John Garry bf4ae8f2e6 scsi: sd: Atomic write support
Support is divided into two main areas:
- reading VPD pages and setting sdev request_queue limits
- support WRITE ATOMIC (16) command and tracing

The relevant block limits VPD page need to be read to allow the block layer
request_queue atomic write limits to be set. These VPD page limits are
described in sbc4r22 section 6.6.4 - Block limits VPD page.

There are five limits of interest:
- MAXIMUM ATOMIC TRANSFER LENGTH
- ATOMIC ALIGNMENT
- ATOMIC TRANSFER LENGTH GRANULARITY
- MAXIMUM ATOMIC TRANSFER LENGTH WITH BOUNDARY
- MAXIMUM ATOMIC BOUNDARY SIZE

MAXIMUM ATOMIC TRANSFER LENGTH is the maximum length for a WRITE ATOMIC
(16) command. It will not be greater than the device MAXIMUM TRANSFER
LENGTH.

ATOMIC ALIGNMENT and ATOMIC TRANSFER LENGTH GRANULARITY are the minimum
alignment and length values for an atomic write in terms of logical blocks.

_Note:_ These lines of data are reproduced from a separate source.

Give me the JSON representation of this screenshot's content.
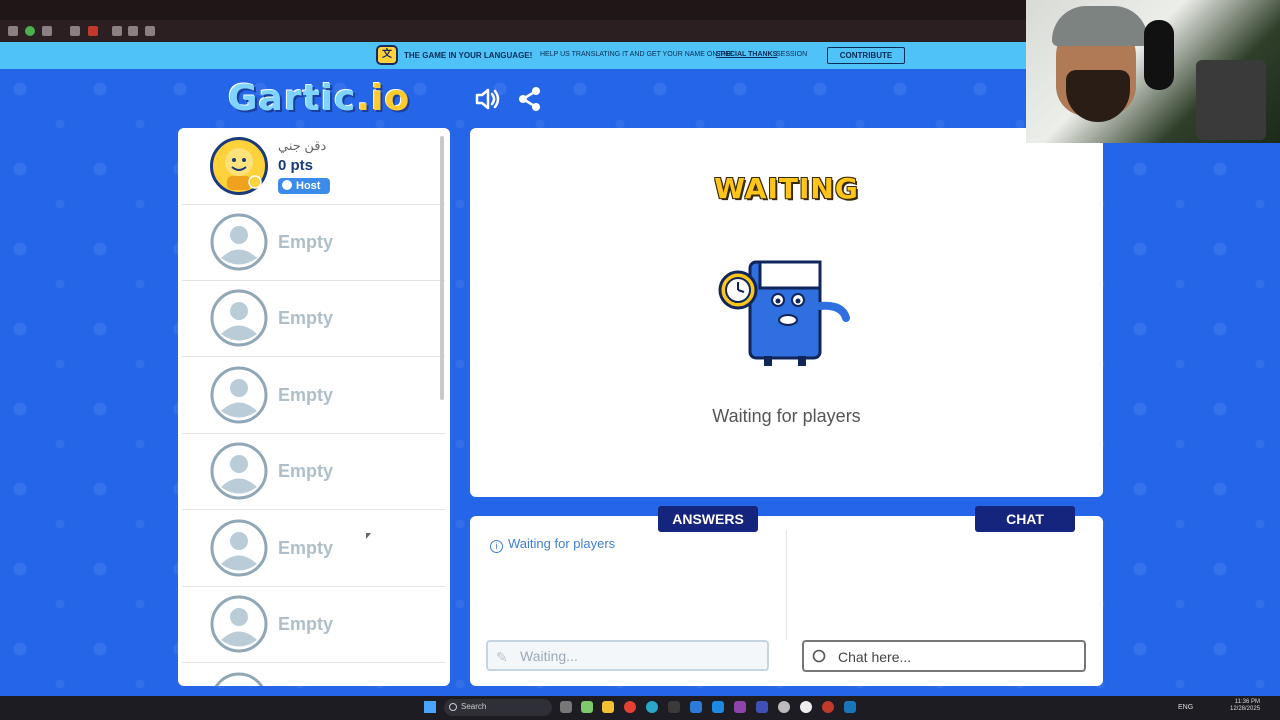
{
  "banner": {
    "highlight": "THE GAME IN YOUR LANGUAGE!",
    "text": "HELP US TRANSLATING IT AND GET YOUR NAME ON THE",
    "link": "SPECIAL THANKS",
    "suffix": "SESSION",
    "contribute_label": "CONTRIBUTE"
  },
  "header": {
    "logo_main": "Gartic",
    "logo_suffix": ".io",
    "sound_icon": "speaker-icon",
    "share_icon": "share-icon"
  },
  "players": {
    "host": {
      "name": "دقن جني",
      "points": "0 pts",
      "badge": "Host"
    },
    "empty_slots": [
      "Empty",
      "Empty",
      "Empty",
      "Empty",
      "Empty",
      "Empty"
    ]
  },
  "main": {
    "title": "WAITING",
    "subtitle": "Waiting for players"
  },
  "answers": {
    "tab_label": "ANSWERS",
    "status": "Waiting for players",
    "input_placeholder": "Waiting..."
  },
  "chat": {
    "tab_label": "CHAT",
    "input_placeholder": "Chat here..."
  },
  "taskbar": {
    "search_label": "Search",
    "language": "ENG",
    "time": "11:36 PM",
    "date": "12/28/2025"
  },
  "colors": {
    "background": "#2566e8",
    "banner": "#4fc3f7",
    "tab": "#15257e",
    "title_yellow": "#ffc61a"
  }
}
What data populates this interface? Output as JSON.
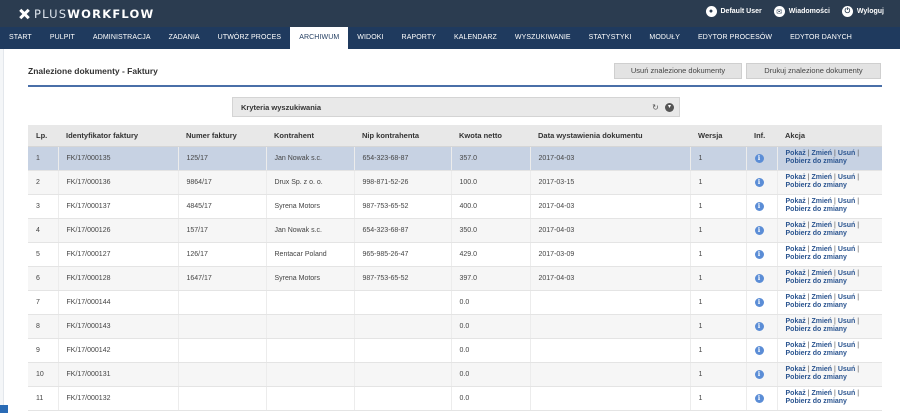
{
  "app": {
    "logo_prefix": "PLUS",
    "logo_suffix": "WORKFLOW",
    "user_actions": [
      {
        "label": "Default User",
        "icon": "user-icon",
        "glyph": "●"
      },
      {
        "label": "Wiadomości",
        "icon": "mail-icon",
        "glyph": "✉"
      },
      {
        "label": "Wyloguj",
        "icon": "power-icon",
        "glyph": "⏻"
      }
    ]
  },
  "nav": {
    "items": [
      "START",
      "PULPIT",
      "ADMINISTRACJA",
      "ZADANIA",
      "UTWÓRZ PROCES",
      "ARCHIWUM",
      "WIDOKI",
      "RAPORTY",
      "KALENDARZ",
      "WYSZUKIWANIE",
      "STATYSTYKI",
      "MODUŁY",
      "EDYTOR PROCESÓW",
      "EDYTOR DANYCH"
    ],
    "active": "ARCHIWUM"
  },
  "page": {
    "title": "Znalezione dokumenty - Faktury",
    "btn_remove": "Usuń znalezione dokumenty",
    "btn_print": "Drukuj znalezione dokumenty"
  },
  "criteria": {
    "label": "Kryteria wyszukiwania",
    "refresh_glyph": "↻",
    "toggle_glyph": "▾"
  },
  "table": {
    "columns": [
      "Lp.",
      "Identyfikator faktury",
      "Numer faktury",
      "Kontrahent",
      "Nip kontrahenta",
      "Kwota netto",
      "Data wystawienia dokumentu",
      "Wersja",
      "Inf.",
      "Akcja"
    ],
    "info_glyph": "i",
    "actions": {
      "show": "Pokaż",
      "edit": "Zmień",
      "delete": "Usuń",
      "fetch": "Pobierz do zmiany",
      "sep": "|"
    },
    "rows": [
      {
        "lp": "1",
        "id": "FK/17/000135",
        "num": "125/17",
        "contractor": "Jan Nowak s.c.",
        "nip": "654-323-68-87",
        "net": "357.0",
        "date": "2017-04-03",
        "version": "1"
      },
      {
        "lp": "2",
        "id": "FK/17/000136",
        "num": "9864/17",
        "contractor": "Drux Sp. z o. o.",
        "nip": "998-871-52-26",
        "net": "100.0",
        "date": "2017-03-15",
        "version": "1"
      },
      {
        "lp": "3",
        "id": "FK/17/000137",
        "num": "4845/17",
        "contractor": "Syrena Motors",
        "nip": "987-753-65-52",
        "net": "400.0",
        "date": "2017-04-03",
        "version": "1"
      },
      {
        "lp": "4",
        "id": "FK/17/000126",
        "num": "157/17",
        "contractor": "Jan Nowak s.c.",
        "nip": "654-323-68-87",
        "net": "350.0",
        "date": "2017-04-03",
        "version": "1"
      },
      {
        "lp": "5",
        "id": "FK/17/000127",
        "num": "126/17",
        "contractor": "Rentacar Poland",
        "nip": "965-985-26-47",
        "net": "429.0",
        "date": "2017-03-09",
        "version": "1"
      },
      {
        "lp": "6",
        "id": "FK/17/000128",
        "num": "1647/17",
        "contractor": "Syrena Motors",
        "nip": "987-753-65-52",
        "net": "397.0",
        "date": "2017-04-03",
        "version": "1"
      },
      {
        "lp": "7",
        "id": "FK/17/000144",
        "num": "",
        "contractor": "",
        "nip": "",
        "net": "0.0",
        "date": "",
        "version": "1"
      },
      {
        "lp": "8",
        "id": "FK/17/000143",
        "num": "",
        "contractor": "",
        "nip": "",
        "net": "0.0",
        "date": "",
        "version": "1"
      },
      {
        "lp": "9",
        "id": "FK/17/000142",
        "num": "",
        "contractor": "",
        "nip": "",
        "net": "0.0",
        "date": "",
        "version": "1"
      },
      {
        "lp": "10",
        "id": "FK/17/000131",
        "num": "",
        "contractor": "",
        "nip": "",
        "net": "0.0",
        "date": "",
        "version": "1"
      },
      {
        "lp": "11",
        "id": "FK/17/000132",
        "num": "",
        "contractor": "",
        "nip": "",
        "net": "0.0",
        "date": "",
        "version": "1"
      }
    ],
    "selected_row": 0
  }
}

Unlike NVMe, SCSI does not specify an LBA space boundary, but does specify
a per-IO boundary granularity. The maximum boundary size is specified in
MAXIMUM ATOMIC BOUNDARY SIZE. When used, this boundary value is set in the
WRITE ATOMIC (16) ATOMIC BOUNDARY field - layout for the WRITE_ATOMIC_16
command can be found in sbc4r22 section 5.48. This boundary value is the
granularity size at which the device may atomically write the data. A value
of zero in WRITE ATOMIC (16) ATOMIC BOUNDARY field means that all data must
be atomically written together.

MAXIMUM ATOMIC TRANSFER LENGTH WITH BOUNDARY is the maximum atomic write
length if a non-zero boundary value is set.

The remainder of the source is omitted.